It’s described as India’s biggest mythological theme museum. Whether it’s the vanavasam (life in forest-exile) of Lord Rama or the churning of the ksheera sagaram (milky ocean), this museum presents Indian mythology to devotees, especially youngsters, in a simplified manner.
The aim of the 18-acre museum, Kunda Satyanarayana Kaladhamam at Yadagirigutta in Nalgonda district in Andhra Pradesh, is to recreate Hindu mythology be it the Ramayana, Mahabharata, Bhagavat Gita or other Puranas through sculptures employing ultra-modern artistic techniques.
“The best part about Kaladhamam is that you can have the darshan of all the Gods in one place, it also gives an opportunity to children and families to have a good time, while learning about stories from Hindu mythology,” says 73-year-old Kunda Satyanarayana, the man behind the Kaladhamam.
The death of his youngest son Surendra Babu in 1991 had created a ‘void’ in his life. A strange ‘despair’ engulfed the ever-energetic Kunda and the insatiable desire in him to do something in memory of his father and youngest son saw the birth of the museum.
“When my youngest son died, I desired to do something in his memory and I came up with the idea of building a mythological park and it took me over 12 years to successfully give shape to this dream project,” he says.
He zeroed in on this idea when he realised that it was impossible for anybody to visit all the temples in one lifetime. Satyanarayana disposed of all his property and pumped in about Rs 6 crore to complete this project, which he entrusted to Chennai-based sculptor C Rajendran, the man behind making the hugely popular 53-feet statue Khairatabad Ganesha in Hyderabad every year.
Satyanarayana felt that there is a need for a place that could attract the younger generation and teach them a little about their heritage and mythology. “The objective is to present, preserve and promote the cultural heritage of India as portrayed in the ancient Indian classics, to the contemporary society, in an interesting and captivating presentation,” says Satyanarayana. His grandfather Kunda Venkaiah was a pious man; and credits him for sowing the seeds of spirituality in him at a tender age.
First of its kind in the world, the museum is open throughout the week, it has more than 85 replicas of temples with more than 3,000 idols. The museum also feature replicas of ancient Hindu temples.
The celestial worlds of Brahmaloka, Vishnuloka, Sivaloka, Indraloka, Yamaloka and Patalloka are some of the realms created. Replicas of famous temples have been erected at a massive cost. Each creation here, a wonder in its own right, is bound to touch the heart. Like the 36-feet-high sculpture, depicting Lord Krishna enlightening Arjuna with message of the Bhagavad-Gita, the army in the Kurukshetra war, scenes from Lord Rama’s battle at Lanka to get Sita back, the churning of the milk ocean and lord Maha Vishnu lying on Ananta Sesa or Kaliya Lila to name a few.
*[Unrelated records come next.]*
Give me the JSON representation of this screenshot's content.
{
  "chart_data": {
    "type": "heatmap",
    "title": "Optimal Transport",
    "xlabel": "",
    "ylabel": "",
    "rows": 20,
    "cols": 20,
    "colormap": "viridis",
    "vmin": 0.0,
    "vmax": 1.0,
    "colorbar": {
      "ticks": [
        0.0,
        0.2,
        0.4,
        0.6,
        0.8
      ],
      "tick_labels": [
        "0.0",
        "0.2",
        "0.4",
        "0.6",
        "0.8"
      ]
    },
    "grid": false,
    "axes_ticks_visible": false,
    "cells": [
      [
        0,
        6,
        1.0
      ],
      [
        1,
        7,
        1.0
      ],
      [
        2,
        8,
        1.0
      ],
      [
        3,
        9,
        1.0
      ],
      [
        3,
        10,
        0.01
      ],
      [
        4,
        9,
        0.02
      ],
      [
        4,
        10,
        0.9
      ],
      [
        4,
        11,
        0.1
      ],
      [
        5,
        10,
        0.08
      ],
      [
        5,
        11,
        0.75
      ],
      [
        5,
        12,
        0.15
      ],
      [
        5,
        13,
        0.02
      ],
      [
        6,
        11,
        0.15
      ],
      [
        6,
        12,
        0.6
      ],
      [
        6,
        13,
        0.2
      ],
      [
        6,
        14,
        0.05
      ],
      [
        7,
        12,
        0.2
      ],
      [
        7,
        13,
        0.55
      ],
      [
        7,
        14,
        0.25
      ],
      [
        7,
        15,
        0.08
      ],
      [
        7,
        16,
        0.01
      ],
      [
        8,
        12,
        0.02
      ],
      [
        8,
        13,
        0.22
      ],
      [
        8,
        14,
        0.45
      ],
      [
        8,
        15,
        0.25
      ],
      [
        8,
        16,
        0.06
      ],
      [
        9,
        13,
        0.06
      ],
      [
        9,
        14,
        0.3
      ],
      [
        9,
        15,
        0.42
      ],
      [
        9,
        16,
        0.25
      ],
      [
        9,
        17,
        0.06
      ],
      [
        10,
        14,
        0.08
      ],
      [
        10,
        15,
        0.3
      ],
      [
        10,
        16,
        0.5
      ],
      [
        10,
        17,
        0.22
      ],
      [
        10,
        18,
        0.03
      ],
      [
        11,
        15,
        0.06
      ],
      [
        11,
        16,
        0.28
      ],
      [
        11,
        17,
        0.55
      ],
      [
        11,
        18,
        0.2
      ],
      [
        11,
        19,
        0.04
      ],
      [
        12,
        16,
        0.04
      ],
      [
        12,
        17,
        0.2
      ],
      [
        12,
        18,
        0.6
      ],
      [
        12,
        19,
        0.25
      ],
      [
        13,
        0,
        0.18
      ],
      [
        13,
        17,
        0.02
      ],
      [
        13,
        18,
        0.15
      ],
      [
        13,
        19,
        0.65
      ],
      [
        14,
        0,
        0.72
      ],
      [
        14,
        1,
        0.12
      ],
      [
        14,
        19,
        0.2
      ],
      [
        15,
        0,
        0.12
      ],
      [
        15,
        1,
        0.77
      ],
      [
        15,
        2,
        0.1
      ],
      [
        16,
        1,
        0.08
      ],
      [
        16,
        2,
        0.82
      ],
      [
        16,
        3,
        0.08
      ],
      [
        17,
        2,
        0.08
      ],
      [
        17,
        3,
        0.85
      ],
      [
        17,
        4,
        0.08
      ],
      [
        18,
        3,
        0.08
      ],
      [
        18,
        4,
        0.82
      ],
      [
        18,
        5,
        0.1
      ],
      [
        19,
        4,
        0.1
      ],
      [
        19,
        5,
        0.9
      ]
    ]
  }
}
A 60-km drive away from the city, the museum presents a great opportunity to devotees to get acquainted with the fascinating events and teachings of Ramayana, Mahabharata, Bhagawad Gita and other Puranas.
Filled with white clouds and royal swans, the Brahmaloka appears very attractive to the devotees, with Brahma and Goddess Saraswati sitting on Pushpa Asan. With Saptarishis, Manasaputras of Brahmaji, Nava Brahmas, Ashta Vasus, Nava Prajapatis, Muni Narad and Muni Tumbur and Sanak, Sanandadi divine sages, this Brahmaloka is marvelous.
In Vishnuloka, the devotees can see Jaya and Vijaya guarding the doors, Lord Vishnu sleeping in Seshnag amid the milky ocean within the seven sacred doors, Goddess Lakshmi doing paricharya, Lord Brahma, Garutman, Hanuman and Vishwaksen standing obediently.
The Sivaloka has been created on a silver mount with the divine couple Siva-Parvathi, Ganesh, Karthikeya, Veerbhadra, Bhadrakali, Bhrungeswar, Nandiswar and Kalabhairava with their vehicles in an attractive way.
The Nagloka, having scenes of Nagaraj, Nagrani and princess, Bhima tied up by the serpent soldiers, make the devotees feel as if they are in real Nagloka. Even the Indraloka has been prepared with attractive images of Lord Indra, Sachi Devi, Ashta Dikpalas, Guru Brihaspati, Sage Narad, dancing scenes of divine damsels Rambha, Urvasi, Menaka and Tilottama.
Yamloka is magnificent with the figures of Yamaraj and Chitragupts.
At Narakloka, the terrifying scenes of bloody river Vaitarini, Kinkaras punishing the wicked are installed. The scene of Asur Mahiravan preparing Lord Rama and Lakshmana for human sacrifice before terrifying Patal Bhairavi evokes real emotions.